Ortega Diaz also revealed that she has already been collaborating with regional authorities by sharing the evidence that she brought from Venezuela. She explained:
I’ve handed over information regarding the links that Maduro, Diosado Cabello and others have to the Odebrecht case to the authorities from various countries. I have concrete date on operations, payouts, amounts, figureheads and assets that demonstrate the culpability of these individuals.
She also leveled harsh criticism at regime officials who have enriched themselves at the expense of the suffering of millions of Venezuelans, saying:
The people in power in Venezuela have made a businesses out of misery, hunger, and illness of our people. I have taken on this international crusade in order to unmask before the world the actions of this political group [the PSUV].
When asked by the newspaper if there were people within the ruling PSUV who were unhappy with Maduro’s disastrous term as president, Ortega Diaz said:
Of course there are people who are chavistas who do not agree with what is happening in Venezuela. The problem is that there is a lot of fear and persecution. The torture against individuals arrested for opposition Maduro has even claimed some lives.
Lima Group Asserts Willingness to Work Towards Solutions in Venezuela
The Lima Group–twelve nations who have jointly declared a desire to see democracy restored in Venezuela–issued a renewed call today for a peaceful solution to the crisis in the country, and suggested that any future dialogue efforts between the Maduro regime and opposition forces include assistance from the international community.

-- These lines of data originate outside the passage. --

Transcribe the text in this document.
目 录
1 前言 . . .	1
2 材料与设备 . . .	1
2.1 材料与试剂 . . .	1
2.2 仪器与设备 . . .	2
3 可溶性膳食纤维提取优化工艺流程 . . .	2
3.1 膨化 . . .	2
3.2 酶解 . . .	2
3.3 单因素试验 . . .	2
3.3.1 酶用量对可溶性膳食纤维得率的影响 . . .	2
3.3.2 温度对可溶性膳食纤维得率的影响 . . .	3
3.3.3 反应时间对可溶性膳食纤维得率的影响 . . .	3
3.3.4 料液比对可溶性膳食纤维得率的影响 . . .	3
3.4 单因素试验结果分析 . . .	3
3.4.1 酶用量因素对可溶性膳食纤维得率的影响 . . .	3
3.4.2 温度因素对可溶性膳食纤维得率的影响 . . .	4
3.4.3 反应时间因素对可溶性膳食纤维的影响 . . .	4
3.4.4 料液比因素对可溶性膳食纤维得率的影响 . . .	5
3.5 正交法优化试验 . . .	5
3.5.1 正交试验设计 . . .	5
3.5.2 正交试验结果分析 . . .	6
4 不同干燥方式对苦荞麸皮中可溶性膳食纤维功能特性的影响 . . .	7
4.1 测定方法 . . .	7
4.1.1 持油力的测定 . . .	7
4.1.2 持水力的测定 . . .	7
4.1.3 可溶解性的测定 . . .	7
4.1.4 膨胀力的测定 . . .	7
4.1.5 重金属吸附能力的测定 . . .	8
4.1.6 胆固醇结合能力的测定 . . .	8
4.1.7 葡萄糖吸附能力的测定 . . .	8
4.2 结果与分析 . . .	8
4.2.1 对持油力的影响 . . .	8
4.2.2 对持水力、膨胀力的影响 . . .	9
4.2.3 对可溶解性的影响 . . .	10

In a press release issued today from New York City, the group also re-iterated its support for the “democratically elected National Assembly”, which is controlled by the opposition, and to ignore any decision made by the Constituent Assembly, which was elected via fraud on July 30 and is made up of regime loyalists.

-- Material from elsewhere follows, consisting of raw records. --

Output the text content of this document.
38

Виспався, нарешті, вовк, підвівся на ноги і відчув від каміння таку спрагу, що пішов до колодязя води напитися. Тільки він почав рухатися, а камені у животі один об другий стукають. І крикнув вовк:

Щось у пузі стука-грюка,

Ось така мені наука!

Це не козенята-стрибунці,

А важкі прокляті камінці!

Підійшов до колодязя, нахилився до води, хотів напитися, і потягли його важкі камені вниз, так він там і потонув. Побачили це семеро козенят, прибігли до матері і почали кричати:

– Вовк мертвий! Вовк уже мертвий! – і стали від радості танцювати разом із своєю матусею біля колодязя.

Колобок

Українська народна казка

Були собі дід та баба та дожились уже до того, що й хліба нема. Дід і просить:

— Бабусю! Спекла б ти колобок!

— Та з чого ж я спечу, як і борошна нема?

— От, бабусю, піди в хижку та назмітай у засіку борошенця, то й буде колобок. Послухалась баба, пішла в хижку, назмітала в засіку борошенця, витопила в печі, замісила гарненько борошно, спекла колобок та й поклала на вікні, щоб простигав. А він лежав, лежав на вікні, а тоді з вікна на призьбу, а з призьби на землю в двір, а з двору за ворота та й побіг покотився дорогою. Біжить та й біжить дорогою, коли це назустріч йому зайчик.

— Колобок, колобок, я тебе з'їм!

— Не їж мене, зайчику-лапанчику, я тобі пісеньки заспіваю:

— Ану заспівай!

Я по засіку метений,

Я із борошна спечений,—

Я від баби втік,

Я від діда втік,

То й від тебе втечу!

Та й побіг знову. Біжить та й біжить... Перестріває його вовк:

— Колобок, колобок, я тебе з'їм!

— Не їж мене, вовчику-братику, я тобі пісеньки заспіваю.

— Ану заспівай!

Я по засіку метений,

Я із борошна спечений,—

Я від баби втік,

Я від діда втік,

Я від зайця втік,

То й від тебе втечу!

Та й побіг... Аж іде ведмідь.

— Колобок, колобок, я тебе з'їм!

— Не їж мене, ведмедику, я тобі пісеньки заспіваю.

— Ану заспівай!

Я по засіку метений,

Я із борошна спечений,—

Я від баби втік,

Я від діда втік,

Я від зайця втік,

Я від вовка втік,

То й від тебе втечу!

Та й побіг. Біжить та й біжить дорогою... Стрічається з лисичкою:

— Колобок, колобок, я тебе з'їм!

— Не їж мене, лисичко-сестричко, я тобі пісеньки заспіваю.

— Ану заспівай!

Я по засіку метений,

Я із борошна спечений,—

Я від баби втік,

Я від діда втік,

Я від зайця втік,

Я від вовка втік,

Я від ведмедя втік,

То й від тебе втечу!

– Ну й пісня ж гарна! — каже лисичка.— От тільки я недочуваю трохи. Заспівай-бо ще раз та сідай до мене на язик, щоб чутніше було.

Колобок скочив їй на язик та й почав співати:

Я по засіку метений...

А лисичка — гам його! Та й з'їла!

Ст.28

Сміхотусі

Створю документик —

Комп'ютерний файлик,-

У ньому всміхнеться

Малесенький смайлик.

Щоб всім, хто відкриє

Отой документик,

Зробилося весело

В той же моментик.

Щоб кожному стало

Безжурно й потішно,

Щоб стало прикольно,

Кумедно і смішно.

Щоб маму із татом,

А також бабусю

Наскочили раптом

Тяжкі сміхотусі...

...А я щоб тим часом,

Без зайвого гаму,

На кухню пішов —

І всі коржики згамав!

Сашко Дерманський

The Lima Group is made up by the following countries: Argentina, Brazil, Canada, Chile, Colombia, Costa Rica, Guatemala, Honduras, Mexico, Panama, Paraguay and Peru.
National Assembly vice president Freddy Guevara reacted to the release from the Lima Group through his Twitter account, saying:
Thankful for the 17 [sic] countries who signed the Lima declaration and that have today ratified their position on Venezuela. The people support you!
North Korea Expresses Support for Maduro Regime at United Nations
North Korean Foreign Affairs Minister Ri Yong Ho spoke at the United Nations today on behalf of the what is arguably the world’s most repressive dictatorship, and voiced support for the Maduro regime and its outspoken stance against the United States.
Amid denunciation of the United States’ “barbaric and hateful” stance towards North Korea, Ho said:
We also express strong support and solidarity with the government and the people of Venezuela, who are fighting to defend national sovereignty and the socialist cause.
A Stalinist dictatorship built around the quasi-religious worship of its leaders, North Korea counts on few allies around the world given its well-documented and horrific human rights violations against political dissidents.